Additionally, we recommend that our device be used in designated laboratory or industrial environments that are kept separate from other work and living spaces and free of clutter. In addition to decreasing safety risks, this will reduce the chance of spills and containment issues.

Automation in the Workplace
With increased automation in nearly every field, including in cell culture processes, many questions are arising regarding the impact that automation will have on current scientist and manufacturing jobs. Since current monitoring of metabolites is largely done offline and controls are adjusted manually by skilled specialists in cell culture and analytics,

With these issues in mind, we developed a set of goals for our project’s use. We believe that our system will not replace human jobs, but instead will shift those jobs from tedious management tasks to higher-level development and optimization work. If used as we intend, our technology will provide workers with more data and free up time for them to do more with this data. It will not necessarily replace sensitive tests like HPLC and or mass spectrometry for high-quality analytics, but will provide real-time control of factors that would otherwise go unmonitored.

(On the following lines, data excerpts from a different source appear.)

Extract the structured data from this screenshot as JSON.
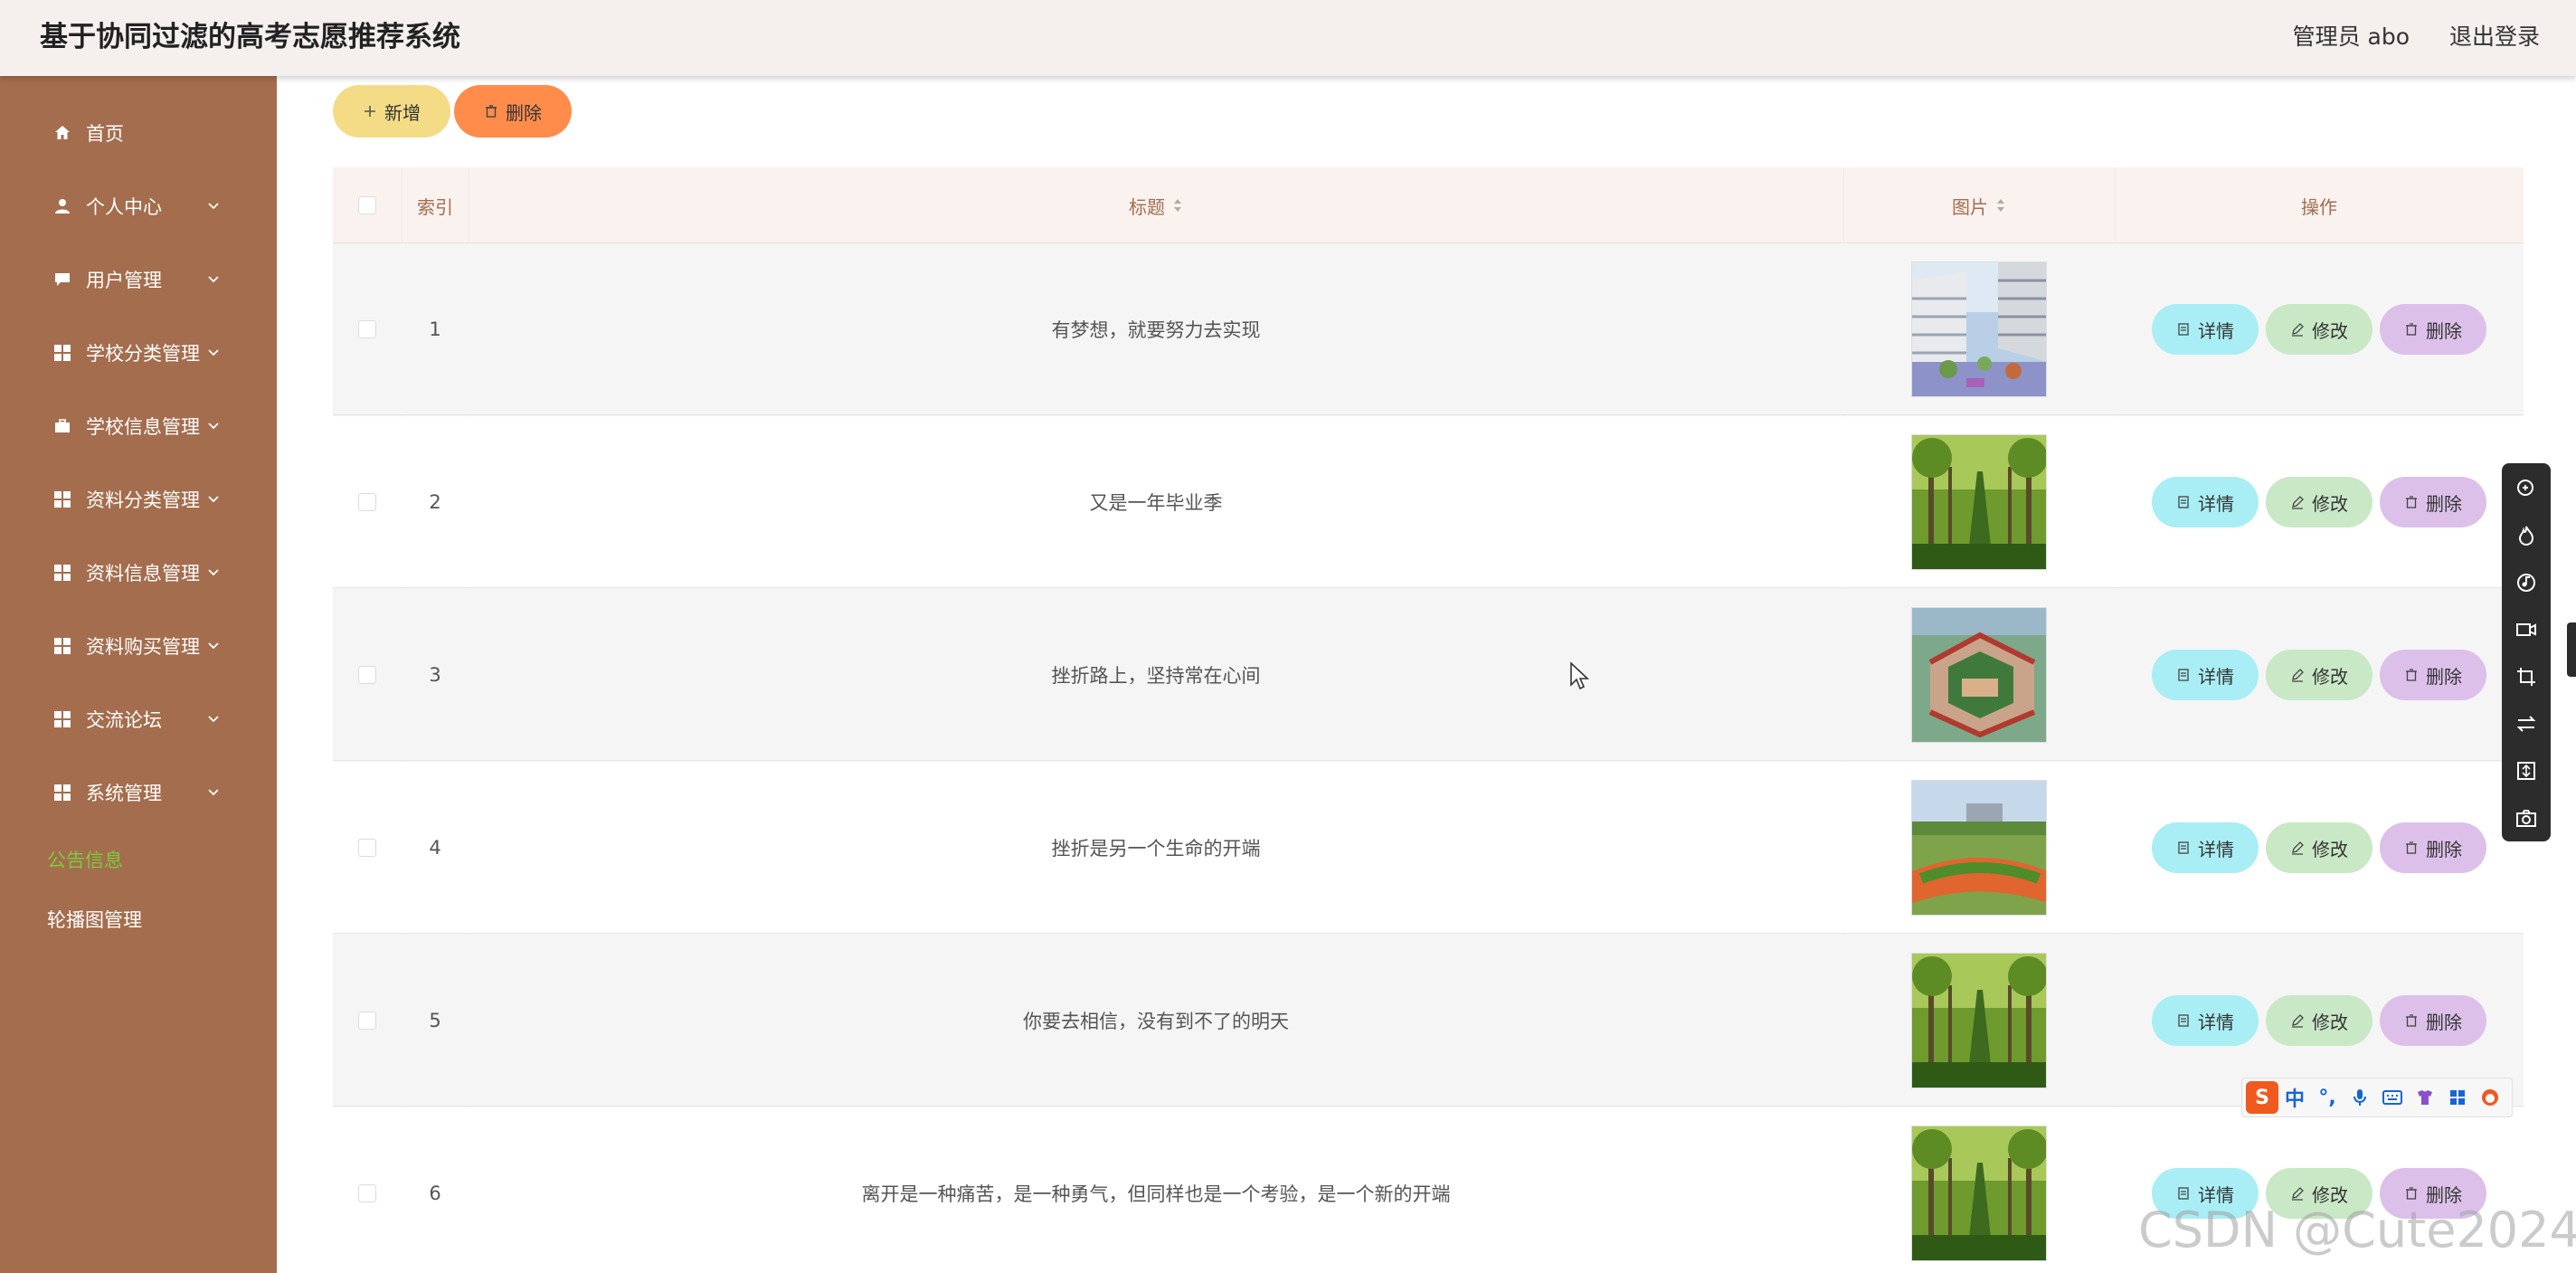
{
  "header": {
    "title": "基于协同过滤的高考志愿推荐系统",
    "user_label": "管理员 abo",
    "logout_label": "退出登录"
  },
  "sidebar": {
    "items": [
      {
        "label": "首页",
        "icon": "home-icon"
      },
      {
        "label": "个人中心",
        "icon": "user-icon"
      },
      {
        "label": "用户管理",
        "icon": "chat-icon"
      },
      {
        "label": "学校分类管理",
        "icon": "grid-icon"
      },
      {
        "label": "学校信息管理",
        "icon": "briefcase-icon"
      },
      {
        "label": "资料分类管理",
        "icon": "grid-icon"
      },
      {
        "label": "资料信息管理",
        "icon": "grid-icon"
      },
      {
        "label": "资料购买管理",
        "icon": "grid-icon"
      },
      {
        "label": "交流论坛",
        "icon": "grid-icon"
      },
      {
        "label": "系统管理",
        "icon": "grid-icon"
      }
    ],
    "subitems": [
      {
        "label": "公告信息",
        "active": true
      },
      {
        "label": "轮播图管理",
        "active": false
      }
    ]
  },
  "toolbar": {
    "add_label": "新增",
    "delete_label": "删除"
  },
  "table": {
    "headers": {
      "index": "索引",
      "title": "标题",
      "image": "图片",
      "actions": "操作"
    },
    "rows": [
      {
        "index": "1",
        "title": "有梦想，就要努力去实现",
        "image": "campus-building-photo"
      },
      {
        "index": "2",
        "title": "又是一年毕业季",
        "image": "tree-lined-road-photo"
      },
      {
        "index": "3",
        "title": "挫折路上，坚持常在心间",
        "image": "campus-aerial-photo"
      },
      {
        "index": "4",
        "title": "挫折是另一个生命的开端",
        "image": "sports-field-photo"
      },
      {
        "index": "5",
        "title": "你要去相信，没有到不了的明天",
        "image": "tree-lined-road-photo"
      },
      {
        "index": "6",
        "title": "离开是一种痛苦，是一种勇气，但同样也是一个考验，是一个新的开端",
        "image": "tree-lined-road-photo"
      }
    ],
    "action_labels": {
      "detail": "详情",
      "edit": "修改",
      "remove": "删除"
    }
  },
  "ime": {
    "logo": "S",
    "mode": "中",
    "punct": "°,"
  },
  "watermark": "CSDN @Cute2024_",
  "colors": {
    "sidebar_bg": "#a46d4d",
    "header_bg": "#f5f0ee",
    "add_btn": "#f3dc85",
    "delete_btn": "#ff8c4b",
    "detail_btn": "#a8eef4",
    "edit_btn": "#c9e8c6",
    "remove_btn": "#dcc0ea",
    "active_menu": "#7acb3c"
  }
}
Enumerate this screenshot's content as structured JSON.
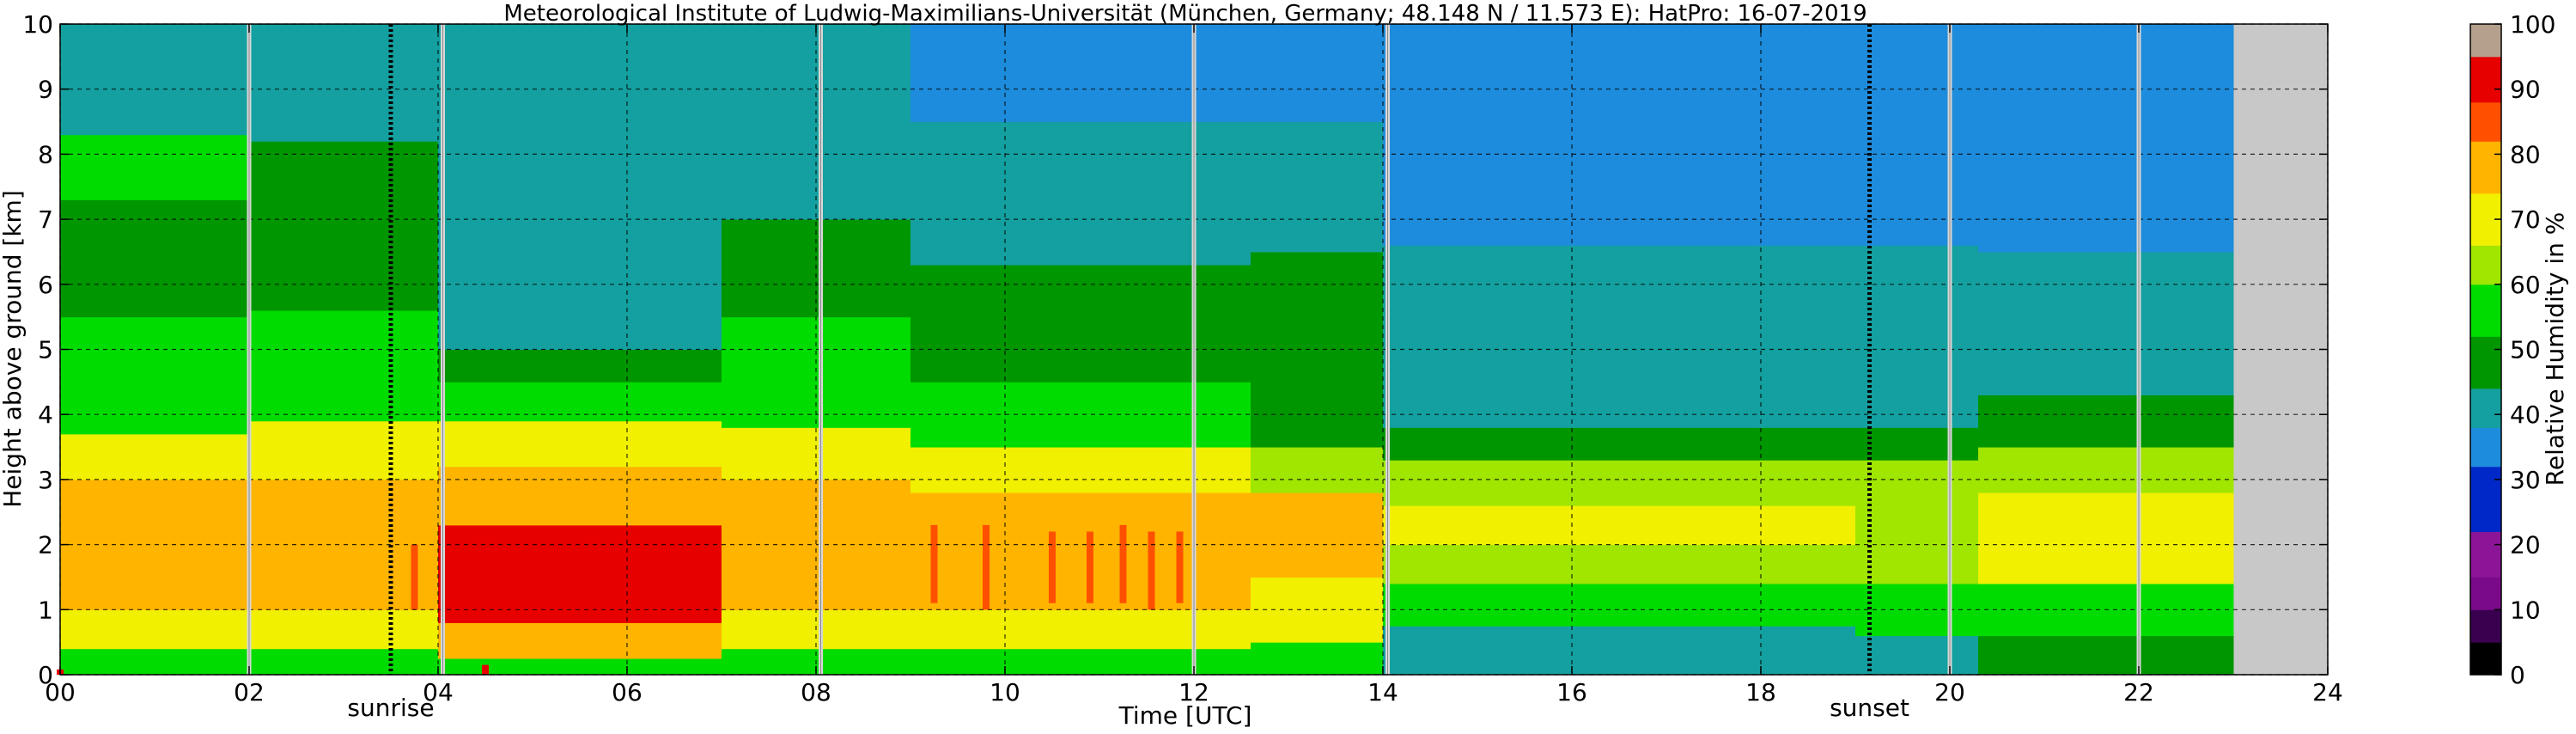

Accessibility Through Open-Source Components
We hope our system can benefit labs and manufacturers in a wide range of fields and locations, including those with relatively few financial and supply resources. In order to facilitate this, we have made our hardware and software open-source through our GitHub.

Cost and Energy Use
We do not want cost to be a barrier to the successful implementation of our culture system, and have aimed to use low-cost, easily-accessible, and durable components. Furthermore, compared to other lab equipment that requires large amounts of electrical power, our system runs does not require more energy than a desktop computer. This also lowers the carbon footprint of our system, making it a sustainable addition to your lab.

Conclusions

After exploring the safety, responsibility, and usefulness of our device, we developed a set of constraints and criteria for our project in terms of its usage and goals.

Constraint/Criteria Accomplishments
Closed-Loop: System is able to read outputs and add inputs without manual culture handling. Our system can be operated as intended with pH indicators as a culture proxy. Visit our exhibition space at the Jamboree to see it in action.
Additional Benefit: Instead of replacing current culture systems and analytics, the system gives new functionality in real-time monitoring and control. Our system does not replace other lab instruments. Our next step is to test real-time monitoring and control with the violacein pathway.
Safe to Use: System is well thought out and self-contained, and users are informed about potential hazards. Our system is well-built, our lab members were thoroughly trained, and we are working on a user manual to teach others about safe operation.
Open-Source: Make the hardware and software easily accessible to other teams and lab groups. Visit our GitHub to learn how you can build your own Chromostat!
Cost Effective: Keep the material costs of the device under $1000. We estimate that our current system cost only $500, greatly overperforming our goal.
Low Energy Use: In contrast to other lab instruments, system should use minimal power. System is eco-friendly, using about the same power as a desktop computer.
Low Environmental Hazard: Yeast are engineered so as not to outcompete wild species if released. Since our work is a proof-of-concept using the violacein pathway and is meant only for our lab, this was not within this year’s scope.